Among the many legal questions coming out of the Boston bombing case, including discussions of whether to try Tsarnaev in military or civilian courts is the issue of whether to Mirandize him and when he gets the warnings read to him. He was assigned a federal defense attorney and finally Mirandized more than 48 hours after his caputre at a bedside hearing on Monday. The transcript of that hearing is here. This case has presented a teachable moment about the "public safety exception" to the Miranda warning protections. Up to this point, most Americans did not know there were any exceptions to someone receiving the Miranda warnings--indeed it is probably fair to say much of the public assumed Tsarnaev was or would be quickly Mirandized.
The first issue is whether Tsarnaev should be labeled an "enemy combatant" or not. The labeling of the suspect makes a big difference in that it determines his access to legal rights and protections. Senators Graham and McCain (R-AZ) argued that that he should be treated as an enemy combatant and therefore denied counsel at public expense and denied Miranda warnings. In a series of tweets beginning Friday, Senator Lyndsay Graham (R-SC) endeavored to re-write the constitution. He stated, "The last thing we may want to do is read Boston suspect Miranda Rights telling him to remain silent.'" If he was labeled an "enemy combatant" Tsarnaev could also have been taken to Guantanamo Bay. But Tsarnaev, it was discovered, is a naturalized U.S. citizen. Those issues were quashed when charges were filed against Tsarnaev in federal district court, civilian courts.
The next legal issue to be decided was when and if Dzhokhar Tsarnaev should be read his Miranda rights. The federal government invoked the public safety exception, which derives from a rape case from 1984, NY v Quarles. In that case, a rape suspect was caught with an empty gun holster. Out of concern of the danger posed by the missing weapon, the police questioned the suspect before reading him his Miranda rights. Emily Bazelon has written a fabulous article explaining how the Obama Administration and Attorney General Eric Holder have stretched that public safety exception to cover terror suspects. No courts have weighed in on whether those moves are in fact constitutional.
In practical terms, delaying the reading of Miranda rights to Tsarnaev by invoking the public safety exception means that anything Tsarnaev says even before he was Mirandized is still admissible in court. Public safety at stake or not, make no mistake that the exception waters down Miranda protections and gives the government and police more latitude to coerce information from a suspect, even a false confession. Tsarnaev may well be guilty, but it is worth recalling the history of why the Miranda warnings became necessary in the first place including a long history of coerced false confessions of poor and minority suspects and the intangible benefit that Miranda warnings help build public trust in law enforcement.

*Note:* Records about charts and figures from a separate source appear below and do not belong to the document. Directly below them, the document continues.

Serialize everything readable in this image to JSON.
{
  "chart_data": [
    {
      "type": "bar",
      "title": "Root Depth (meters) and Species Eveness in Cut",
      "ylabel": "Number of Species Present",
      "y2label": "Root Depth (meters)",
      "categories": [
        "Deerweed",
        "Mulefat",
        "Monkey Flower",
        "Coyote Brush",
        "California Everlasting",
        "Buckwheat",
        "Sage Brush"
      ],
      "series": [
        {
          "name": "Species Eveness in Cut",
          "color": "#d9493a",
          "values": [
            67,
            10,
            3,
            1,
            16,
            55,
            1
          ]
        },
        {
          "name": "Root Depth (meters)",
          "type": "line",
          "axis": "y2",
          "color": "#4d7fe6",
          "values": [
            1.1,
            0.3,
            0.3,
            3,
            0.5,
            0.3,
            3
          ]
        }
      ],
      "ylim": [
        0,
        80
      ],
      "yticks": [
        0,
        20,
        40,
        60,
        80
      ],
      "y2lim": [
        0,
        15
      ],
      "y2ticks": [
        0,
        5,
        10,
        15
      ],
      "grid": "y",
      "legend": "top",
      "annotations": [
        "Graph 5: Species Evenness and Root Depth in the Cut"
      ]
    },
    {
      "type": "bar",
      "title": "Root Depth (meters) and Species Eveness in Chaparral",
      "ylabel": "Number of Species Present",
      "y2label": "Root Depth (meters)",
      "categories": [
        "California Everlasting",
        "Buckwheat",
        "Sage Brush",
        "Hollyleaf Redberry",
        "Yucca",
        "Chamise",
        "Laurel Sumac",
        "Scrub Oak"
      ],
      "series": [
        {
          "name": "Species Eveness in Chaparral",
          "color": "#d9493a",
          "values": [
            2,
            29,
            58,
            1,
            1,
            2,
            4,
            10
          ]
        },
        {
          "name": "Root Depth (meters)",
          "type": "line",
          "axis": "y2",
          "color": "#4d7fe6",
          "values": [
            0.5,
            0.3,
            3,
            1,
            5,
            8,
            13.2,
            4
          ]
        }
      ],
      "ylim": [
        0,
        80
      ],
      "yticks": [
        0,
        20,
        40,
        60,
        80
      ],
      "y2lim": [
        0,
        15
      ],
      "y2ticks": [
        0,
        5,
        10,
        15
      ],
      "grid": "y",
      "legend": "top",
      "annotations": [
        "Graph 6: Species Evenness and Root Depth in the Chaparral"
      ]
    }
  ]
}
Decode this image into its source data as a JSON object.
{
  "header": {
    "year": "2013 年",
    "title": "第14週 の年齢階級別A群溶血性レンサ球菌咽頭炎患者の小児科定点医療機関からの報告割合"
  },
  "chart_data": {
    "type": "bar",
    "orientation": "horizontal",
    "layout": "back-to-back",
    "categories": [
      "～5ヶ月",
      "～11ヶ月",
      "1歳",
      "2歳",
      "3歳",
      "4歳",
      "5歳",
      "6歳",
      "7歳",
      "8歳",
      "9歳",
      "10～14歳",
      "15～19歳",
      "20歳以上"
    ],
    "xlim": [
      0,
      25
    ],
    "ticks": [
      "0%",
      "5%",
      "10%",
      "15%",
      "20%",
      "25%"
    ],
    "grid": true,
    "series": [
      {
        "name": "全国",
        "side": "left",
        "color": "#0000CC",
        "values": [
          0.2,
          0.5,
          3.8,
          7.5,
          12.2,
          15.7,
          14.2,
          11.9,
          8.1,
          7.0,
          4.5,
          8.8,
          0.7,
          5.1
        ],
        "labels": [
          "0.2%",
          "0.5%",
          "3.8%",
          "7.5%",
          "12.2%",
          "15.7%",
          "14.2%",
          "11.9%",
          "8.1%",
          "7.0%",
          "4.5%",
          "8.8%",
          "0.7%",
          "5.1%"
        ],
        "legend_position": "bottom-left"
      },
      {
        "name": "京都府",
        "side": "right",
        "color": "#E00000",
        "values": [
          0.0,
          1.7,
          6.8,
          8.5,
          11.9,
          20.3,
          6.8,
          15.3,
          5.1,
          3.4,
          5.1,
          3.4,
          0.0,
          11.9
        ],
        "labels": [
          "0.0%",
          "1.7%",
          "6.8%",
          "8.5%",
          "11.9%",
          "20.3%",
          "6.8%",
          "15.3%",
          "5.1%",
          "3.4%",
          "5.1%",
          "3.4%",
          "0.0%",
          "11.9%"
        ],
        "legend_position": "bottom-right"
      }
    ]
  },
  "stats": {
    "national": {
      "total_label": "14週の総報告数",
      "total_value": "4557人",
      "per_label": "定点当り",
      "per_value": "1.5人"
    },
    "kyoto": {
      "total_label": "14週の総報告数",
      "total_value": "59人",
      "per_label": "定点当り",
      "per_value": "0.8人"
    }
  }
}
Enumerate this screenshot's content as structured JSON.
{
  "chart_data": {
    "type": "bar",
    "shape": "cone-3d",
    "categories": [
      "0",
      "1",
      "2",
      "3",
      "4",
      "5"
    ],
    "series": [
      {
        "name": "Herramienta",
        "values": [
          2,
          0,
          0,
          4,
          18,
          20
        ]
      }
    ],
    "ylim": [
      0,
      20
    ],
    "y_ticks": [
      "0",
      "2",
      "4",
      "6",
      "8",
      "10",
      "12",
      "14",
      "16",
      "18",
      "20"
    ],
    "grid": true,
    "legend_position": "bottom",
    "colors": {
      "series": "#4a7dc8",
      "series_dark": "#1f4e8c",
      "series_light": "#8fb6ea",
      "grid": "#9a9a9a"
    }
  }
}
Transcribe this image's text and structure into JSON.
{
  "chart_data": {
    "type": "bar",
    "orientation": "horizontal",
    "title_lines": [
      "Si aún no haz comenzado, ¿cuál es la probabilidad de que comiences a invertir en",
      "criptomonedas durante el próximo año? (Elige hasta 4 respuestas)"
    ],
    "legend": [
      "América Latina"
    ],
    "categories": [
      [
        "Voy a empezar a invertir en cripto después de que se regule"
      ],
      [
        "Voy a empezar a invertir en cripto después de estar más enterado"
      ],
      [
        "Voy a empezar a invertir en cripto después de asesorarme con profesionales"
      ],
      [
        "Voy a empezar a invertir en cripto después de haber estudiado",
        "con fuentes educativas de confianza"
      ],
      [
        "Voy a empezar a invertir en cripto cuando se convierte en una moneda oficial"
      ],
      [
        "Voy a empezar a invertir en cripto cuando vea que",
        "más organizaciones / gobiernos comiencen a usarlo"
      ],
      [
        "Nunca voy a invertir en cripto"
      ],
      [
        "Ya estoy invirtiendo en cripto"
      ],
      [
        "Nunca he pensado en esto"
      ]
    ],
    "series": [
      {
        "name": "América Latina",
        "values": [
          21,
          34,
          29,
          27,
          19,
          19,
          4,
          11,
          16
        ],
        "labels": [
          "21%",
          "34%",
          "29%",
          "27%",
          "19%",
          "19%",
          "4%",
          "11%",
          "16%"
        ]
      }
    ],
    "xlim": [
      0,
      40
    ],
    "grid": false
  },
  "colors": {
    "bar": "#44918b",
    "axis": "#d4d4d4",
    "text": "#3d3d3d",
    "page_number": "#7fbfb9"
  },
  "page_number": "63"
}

One legacy of the unending "War on Terror" is that the public and the federal courts have granted extremely wide latitude to the Executive branch and its agencies to do what it deems best in the name of protecting the public. Glenn Greenwald has repeatedly argued this point and he views the erosion of Miranda warnings in the Tsarnaev case as business as usual in the context of the War on Terror. The public diffidence and the federal courts' silence on this issue has meant that the built in checks and balances in our political system may not always work, especially when it comes to suspects charged with particularly heinous crimes like the surviving Tsarnaev brother is.
And indeed that is in the end how rights are eroded and government power is aggrandized, by targeting a despicable suspect whose treatement will raise no public outcry. As Bazelon eloquently wrote:
The police can interrogate a suspect without offering him the benefit of Miranda if he could have information that’s of urgent concern for public safety. That may or may not be the case with Tsarnaev. The problem is that Attorney General Eric Holder has stretched the law beyond that scenario. And that should trouble anyone who worries about the police railroading suspects, which can end in false confessions. No matter how unsympathetic accused terrorists are, the precedents the government sets for them matter outside the easy context of questioning them. When the law gets bent out of shape for Dzhokhar Tsarnaev, it’s easier to bend out of shape for the rest of us.
One cannot help but recall Pastor Niemoeller's WWII era statement, “First they came for the Communists, but I was not a Communist so I did not speak out. Then they came for the Socialists and the Trade Unionists, but I was neither, so I did not speak out. Then they came for the Jews, but I was not a Jew so I did not speak out. And when they came for me, there was no one left to speak out for me.”
Miranda warnings and other elements of procedural justice are not to coddled the criminals; they are for the protection of the innocent and a counterbalance to the overwhelming and disproportionate power of the state. The state had the power to shut down mass transit, tell citizens of a major city to "shelter in their home" for a whole day, and had men and guns by the hundreds if not thousands. What do you and I have? We should grant suspects, however disgusting, Miranda rights and other procedural protections not as a matter of grace, but because the Constitution requires it.